Artificial intelligence (AI) has recently approached or even surpassed human-level performance in many applications. However, the successful deployment of AI requires sufficient robustness against adversarial attacks of all types and in all phases of the model life cycle. Although much progress has been made in enhancing the robustness of AI algorithms, there is a lack of systematic studies on hardware-oriented vulnerabilities and countermeasures, which also opens up demand for AI security education. Given this pressing need, this project aims at exploring novel hardware-oriented adversarial AI concepts and developing fundamental defensive strategies against such vulnerabilities to protect next-generation AI systems.

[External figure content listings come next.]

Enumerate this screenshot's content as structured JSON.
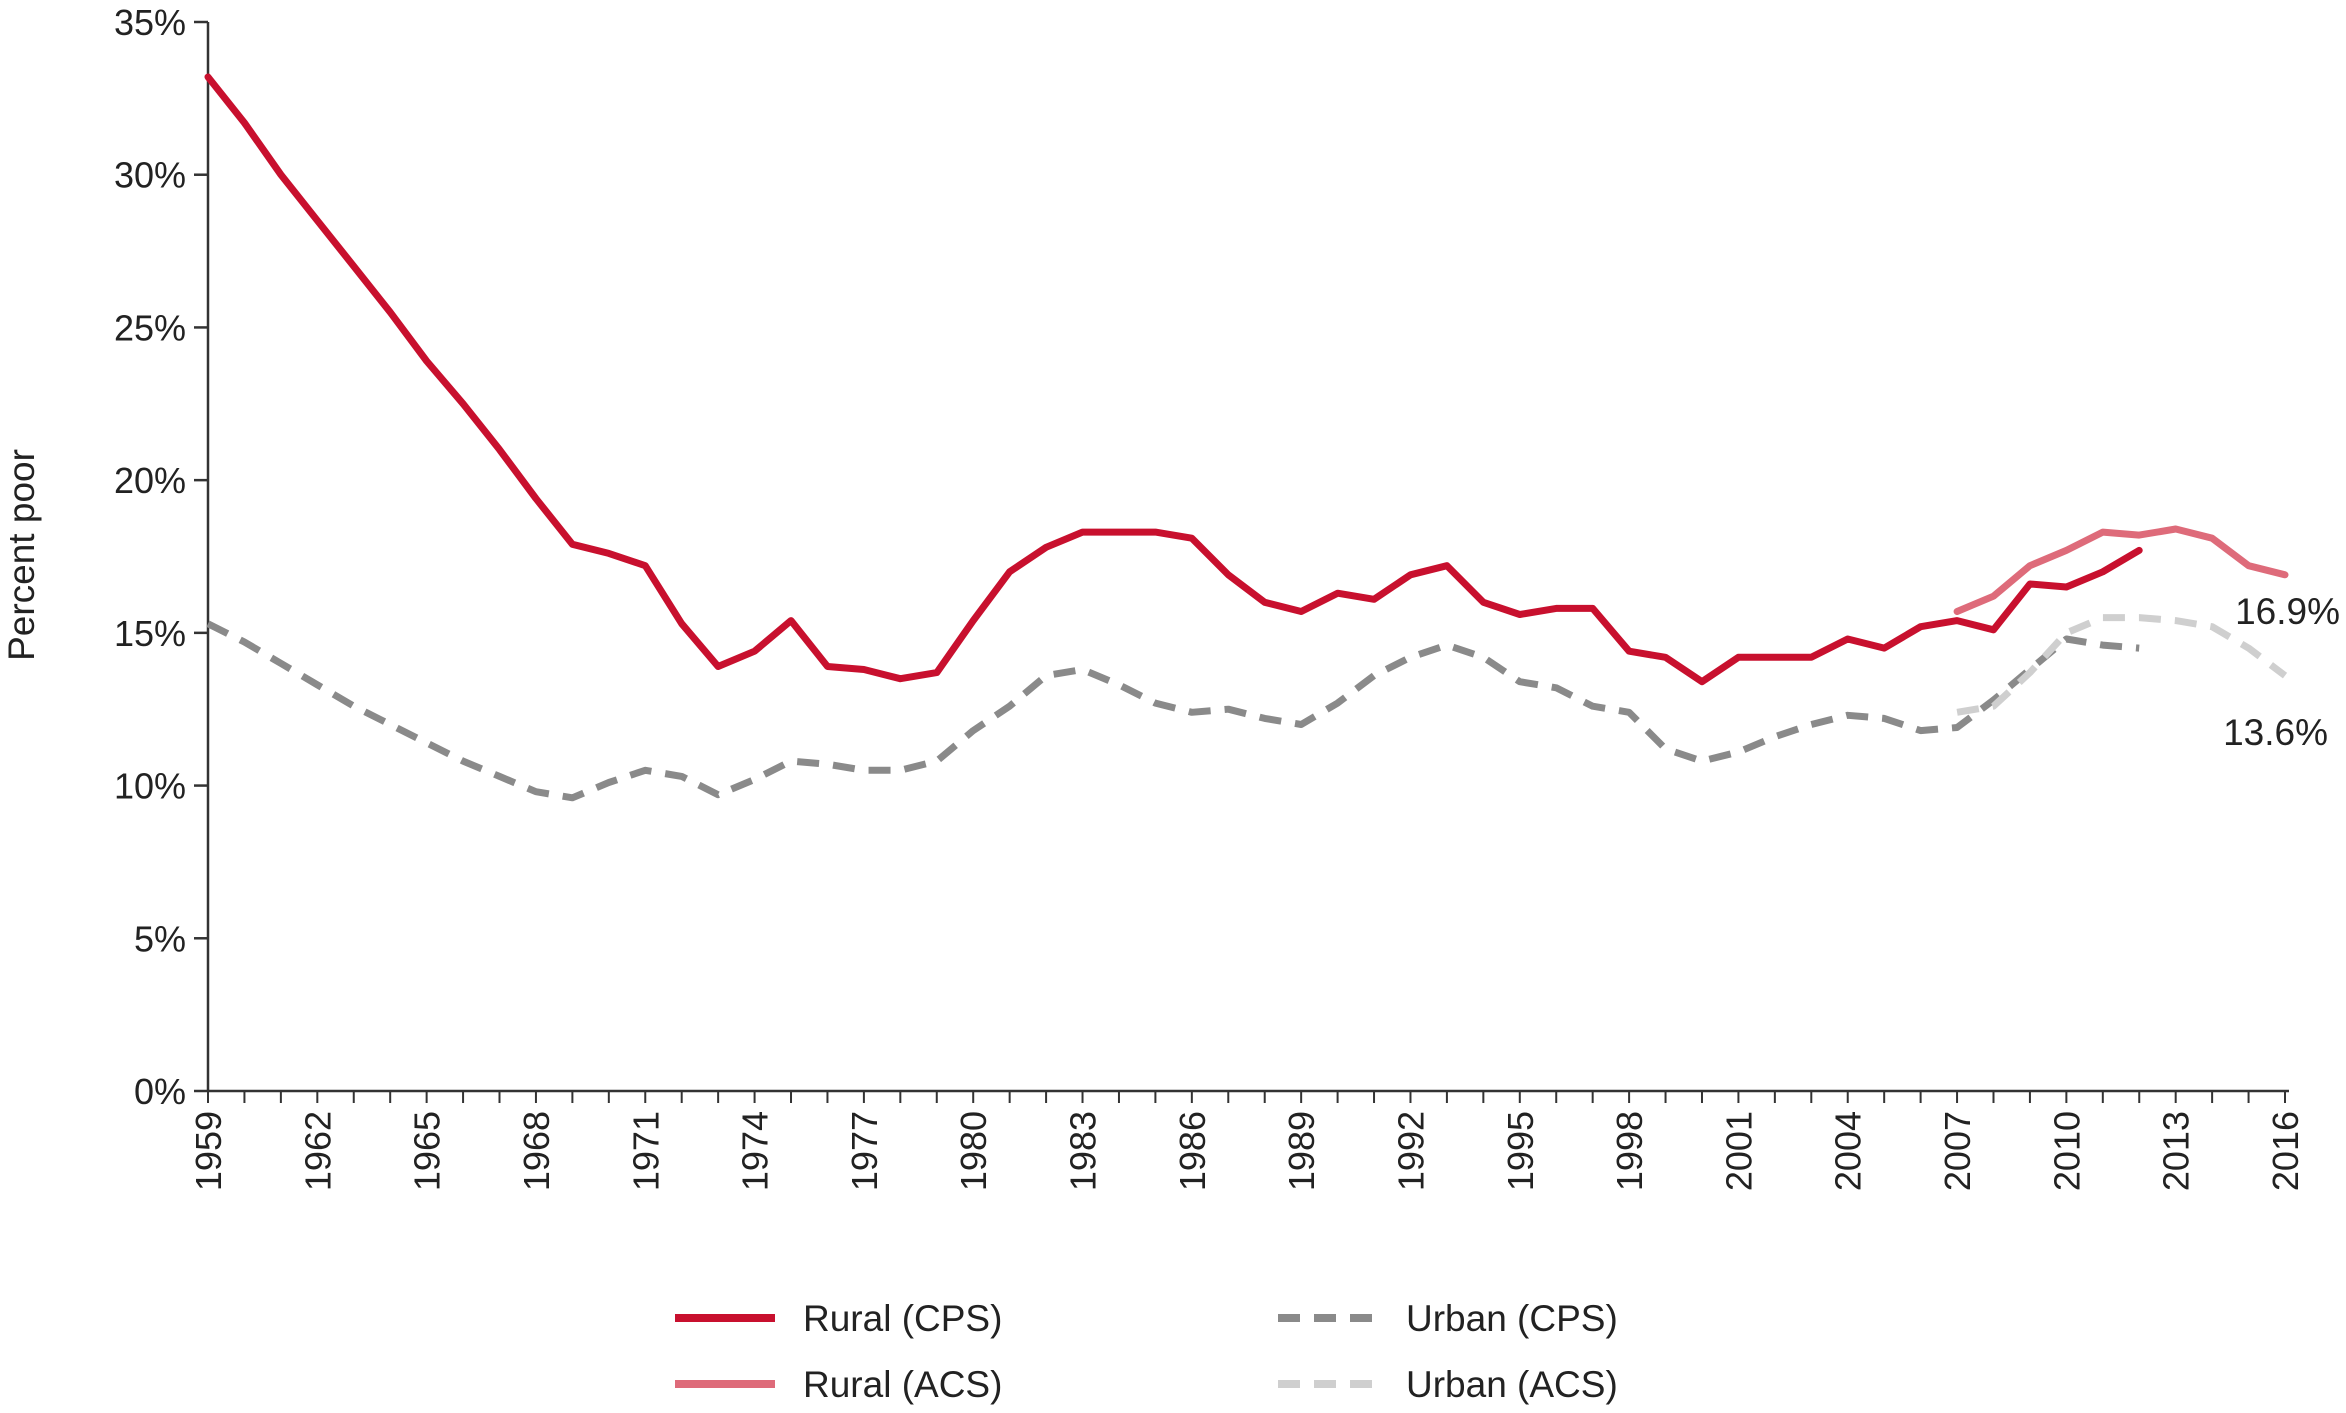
{
  "chart_data": {
    "type": "line",
    "title": "",
    "xlabel": "",
    "ylabel": "Percent poor",
    "ylim": [
      0,
      35
    ],
    "yticks": [
      0,
      5,
      10,
      15,
      20,
      25,
      30,
      35
    ],
    "ytick_labels": [
      "0%",
      "5%",
      "10%",
      "15%",
      "20%",
      "25%",
      "30%",
      "35%"
    ],
    "xlim": [
      1959,
      2016
    ],
    "xticks": [
      1959,
      1962,
      1965,
      1968,
      1971,
      1974,
      1977,
      1980,
      1983,
      1986,
      1989,
      1992,
      1995,
      1998,
      2001,
      2004,
      2007,
      2010,
      2013,
      2016
    ],
    "grid": false,
    "legend_position": "bottom",
    "series": [
      {
        "name": "Rural (CPS)",
        "color": "#c8102e",
        "style": "solid",
        "x": [
          1959,
          1960,
          1961,
          1962,
          1963,
          1964,
          1965,
          1966,
          1967,
          1968,
          1969,
          1970,
          1971,
          1972,
          1973,
          1974,
          1975,
          1976,
          1977,
          1978,
          1979,
          1980,
          1981,
          1982,
          1983,
          1984,
          1985,
          1986,
          1987,
          1988,
          1989,
          1990,
          1991,
          1992,
          1993,
          1994,
          1995,
          1996,
          1997,
          1998,
          1999,
          2000,
          2001,
          2002,
          2003,
          2004,
          2005,
          2006,
          2007,
          2008,
          2009,
          2010,
          2011,
          2012
        ],
        "y": [
          33.2,
          31.7,
          30.0,
          28.5,
          27.0,
          25.5,
          23.9,
          22.5,
          21.0,
          19.4,
          17.9,
          17.6,
          17.2,
          15.3,
          13.9,
          14.4,
          15.4,
          13.9,
          13.8,
          13.5,
          13.7,
          15.4,
          17.0,
          17.8,
          18.3,
          18.3,
          18.3,
          18.1,
          16.9,
          16.0,
          15.7,
          16.3,
          16.1,
          16.9,
          17.2,
          16.0,
          15.6,
          15.8,
          15.8,
          14.4,
          14.2,
          13.4,
          14.2,
          14.2,
          14.2,
          14.8,
          14.5,
          15.2,
          15.4,
          15.1,
          16.6,
          16.5,
          17.0,
          17.7
        ]
      },
      {
        "name": "Rural (ACS)",
        "color": "#de6b7a",
        "style": "solid",
        "x": [
          2007,
          2008,
          2009,
          2010,
          2011,
          2012,
          2013,
          2014,
          2015,
          2016
        ],
        "y": [
          15.7,
          16.2,
          17.2,
          17.7,
          18.3,
          18.2,
          18.4,
          18.1,
          17.2,
          16.9
        ]
      },
      {
        "name": "Urban (CPS)",
        "color": "#8a8a8a",
        "style": "dashed",
        "x": [
          1959,
          1960,
          1961,
          1962,
          1963,
          1964,
          1965,
          1966,
          1967,
          1968,
          1969,
          1970,
          1971,
          1972,
          1973,
          1974,
          1975,
          1976,
          1977,
          1978,
          1979,
          1980,
          1981,
          1982,
          1983,
          1984,
          1985,
          1986,
          1987,
          1988,
          1989,
          1990,
          1991,
          1992,
          1993,
          1994,
          1995,
          1996,
          1997,
          1998,
          1999,
          2000,
          2001,
          2002,
          2003,
          2004,
          2005,
          2006,
          2007,
          2008,
          2009,
          2010,
          2011,
          2012
        ],
        "y": [
          15.3,
          14.7,
          14.0,
          13.3,
          12.6,
          12.0,
          11.4,
          10.8,
          10.3,
          9.8,
          9.6,
          10.1,
          10.5,
          10.3,
          9.7,
          10.2,
          10.8,
          10.7,
          10.5,
          10.5,
          10.8,
          11.8,
          12.6,
          13.6,
          13.8,
          13.3,
          12.7,
          12.4,
          12.5,
          12.2,
          12.0,
          12.7,
          13.6,
          14.2,
          14.6,
          14.2,
          13.4,
          13.2,
          12.6,
          12.4,
          11.2,
          10.8,
          11.1,
          11.6,
          12.0,
          12.3,
          12.2,
          11.8,
          11.9,
          12.8,
          13.8,
          14.8,
          14.6,
          14.5
        ]
      },
      {
        "name": "Urban (ACS)",
        "color": "#cfcfcf",
        "style": "dashed",
        "x": [
          2007,
          2008,
          2009,
          2010,
          2011,
          2012,
          2013,
          2014,
          2015,
          2016
        ],
        "y": [
          12.4,
          12.6,
          13.7,
          15.0,
          15.5,
          15.5,
          15.4,
          15.2,
          14.5,
          13.6
        ]
      }
    ],
    "annotations": [
      "16.9%",
      "13.6%"
    ]
  }
}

This project has four thrusts. In Thrust 1, this project will exploit new adversarial attacks on deep neural network systems, featuring the design of an algorithm-hardware collaborative backdoor attack. Then in Thrust 2, it will develop methodologies that incorporate the hardware aspect into defense for enhancing adversarial robustness against vulnerabilities in the untrusted semiconductor supply chain. Subsequently, in Thrust 3, this project will develop novel signature embedding frameworks to protect the integrity of deep neural network models in the untrusted model building supply chain and finally in Thrust 4, it will model recovery strategies as an innovative approach to mitigate hardware-oriented fault attacks in the untrusted user-space.

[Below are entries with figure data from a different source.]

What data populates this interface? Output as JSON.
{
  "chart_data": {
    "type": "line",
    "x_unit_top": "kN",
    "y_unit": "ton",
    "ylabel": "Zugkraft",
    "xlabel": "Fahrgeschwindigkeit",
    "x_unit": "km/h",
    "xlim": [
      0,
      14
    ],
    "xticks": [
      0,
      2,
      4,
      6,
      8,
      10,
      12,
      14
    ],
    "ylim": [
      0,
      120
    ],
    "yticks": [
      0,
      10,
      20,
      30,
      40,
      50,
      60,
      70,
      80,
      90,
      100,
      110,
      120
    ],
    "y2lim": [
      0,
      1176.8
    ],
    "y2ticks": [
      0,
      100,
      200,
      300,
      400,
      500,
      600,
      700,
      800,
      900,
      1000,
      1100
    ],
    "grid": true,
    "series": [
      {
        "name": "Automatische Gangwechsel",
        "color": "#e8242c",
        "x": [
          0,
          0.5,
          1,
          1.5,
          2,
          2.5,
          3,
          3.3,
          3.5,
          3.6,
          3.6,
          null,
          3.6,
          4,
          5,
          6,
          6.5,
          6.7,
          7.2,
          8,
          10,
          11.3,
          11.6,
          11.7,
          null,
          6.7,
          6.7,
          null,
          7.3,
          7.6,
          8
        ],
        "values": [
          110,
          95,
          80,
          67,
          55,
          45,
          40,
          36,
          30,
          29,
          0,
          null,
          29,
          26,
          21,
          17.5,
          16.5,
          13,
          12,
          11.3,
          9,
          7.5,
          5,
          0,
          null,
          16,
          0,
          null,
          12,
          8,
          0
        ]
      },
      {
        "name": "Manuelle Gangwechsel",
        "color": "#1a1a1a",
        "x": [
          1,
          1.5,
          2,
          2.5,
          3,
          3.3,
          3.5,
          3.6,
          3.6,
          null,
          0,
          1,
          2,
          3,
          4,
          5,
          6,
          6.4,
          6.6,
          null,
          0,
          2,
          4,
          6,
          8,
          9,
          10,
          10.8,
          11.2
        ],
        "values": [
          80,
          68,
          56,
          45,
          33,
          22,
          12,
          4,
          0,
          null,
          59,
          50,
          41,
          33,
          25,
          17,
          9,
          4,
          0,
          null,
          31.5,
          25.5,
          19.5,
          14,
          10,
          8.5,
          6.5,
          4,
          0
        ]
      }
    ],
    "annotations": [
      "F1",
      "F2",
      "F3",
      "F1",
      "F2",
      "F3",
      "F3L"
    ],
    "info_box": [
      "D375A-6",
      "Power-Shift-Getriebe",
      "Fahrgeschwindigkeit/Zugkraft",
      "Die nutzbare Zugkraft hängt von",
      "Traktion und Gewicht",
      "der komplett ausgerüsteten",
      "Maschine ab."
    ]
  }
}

This project will yield novel methodologies for ensuring trust in AI systems from both the algorithm and hardware perspectives to meet the future needs of commercial products and national defense. In addition, it will catalyze advances in emerging AI applications across a broad range of sectors, including healthcare, autonomous vehicles, and Internet of things (IoT), triggering widespread implementation of AI in mobile and edge devices. New theories and techniques developed in this project will be integrated into undergraduate and graduate education and used to raise public awareness and promote understanding of the importance of AI security.

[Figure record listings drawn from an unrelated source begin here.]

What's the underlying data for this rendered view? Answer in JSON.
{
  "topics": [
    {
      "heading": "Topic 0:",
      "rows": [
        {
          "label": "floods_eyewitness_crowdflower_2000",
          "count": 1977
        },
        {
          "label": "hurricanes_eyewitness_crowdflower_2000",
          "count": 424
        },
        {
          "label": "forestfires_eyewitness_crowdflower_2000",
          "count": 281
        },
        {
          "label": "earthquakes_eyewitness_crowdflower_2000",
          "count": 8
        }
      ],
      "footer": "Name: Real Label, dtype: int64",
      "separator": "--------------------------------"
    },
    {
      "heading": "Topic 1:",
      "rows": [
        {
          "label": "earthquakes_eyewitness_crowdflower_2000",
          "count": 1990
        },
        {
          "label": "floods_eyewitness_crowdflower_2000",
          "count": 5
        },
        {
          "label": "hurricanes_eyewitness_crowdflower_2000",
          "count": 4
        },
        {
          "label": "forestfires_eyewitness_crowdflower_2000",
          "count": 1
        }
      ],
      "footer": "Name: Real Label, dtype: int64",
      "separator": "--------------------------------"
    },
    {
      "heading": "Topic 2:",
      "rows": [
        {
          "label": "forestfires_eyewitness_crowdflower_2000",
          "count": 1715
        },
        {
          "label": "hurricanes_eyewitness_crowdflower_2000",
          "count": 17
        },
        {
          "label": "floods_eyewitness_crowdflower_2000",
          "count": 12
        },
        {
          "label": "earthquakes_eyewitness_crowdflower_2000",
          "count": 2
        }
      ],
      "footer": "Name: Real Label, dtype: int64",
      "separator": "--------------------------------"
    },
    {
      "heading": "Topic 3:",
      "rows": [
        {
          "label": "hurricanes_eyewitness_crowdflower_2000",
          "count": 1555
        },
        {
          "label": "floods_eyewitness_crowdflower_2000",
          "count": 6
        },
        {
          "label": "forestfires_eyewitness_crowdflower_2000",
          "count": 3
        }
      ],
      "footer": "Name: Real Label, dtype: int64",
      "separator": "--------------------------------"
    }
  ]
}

Data, code and results generated in this project will be stored when appropriate in the research database managed by the Holcombe Department of Electrical and Computer Engineering at Clemson University. All data will be retained for at least five years after the end of this project or at least five years after publications, whichever is later. Longer periods will apply when questions arise from inquiries or investigations with respect to research. The project repository will be maintained under http://ylao.people.clemson.edu/hardware_AI_security
This award reflects NSF's statutory mission and has been deemed worthy of support through evaluation using the Foundation's intellectual merit and broader impacts review criteria.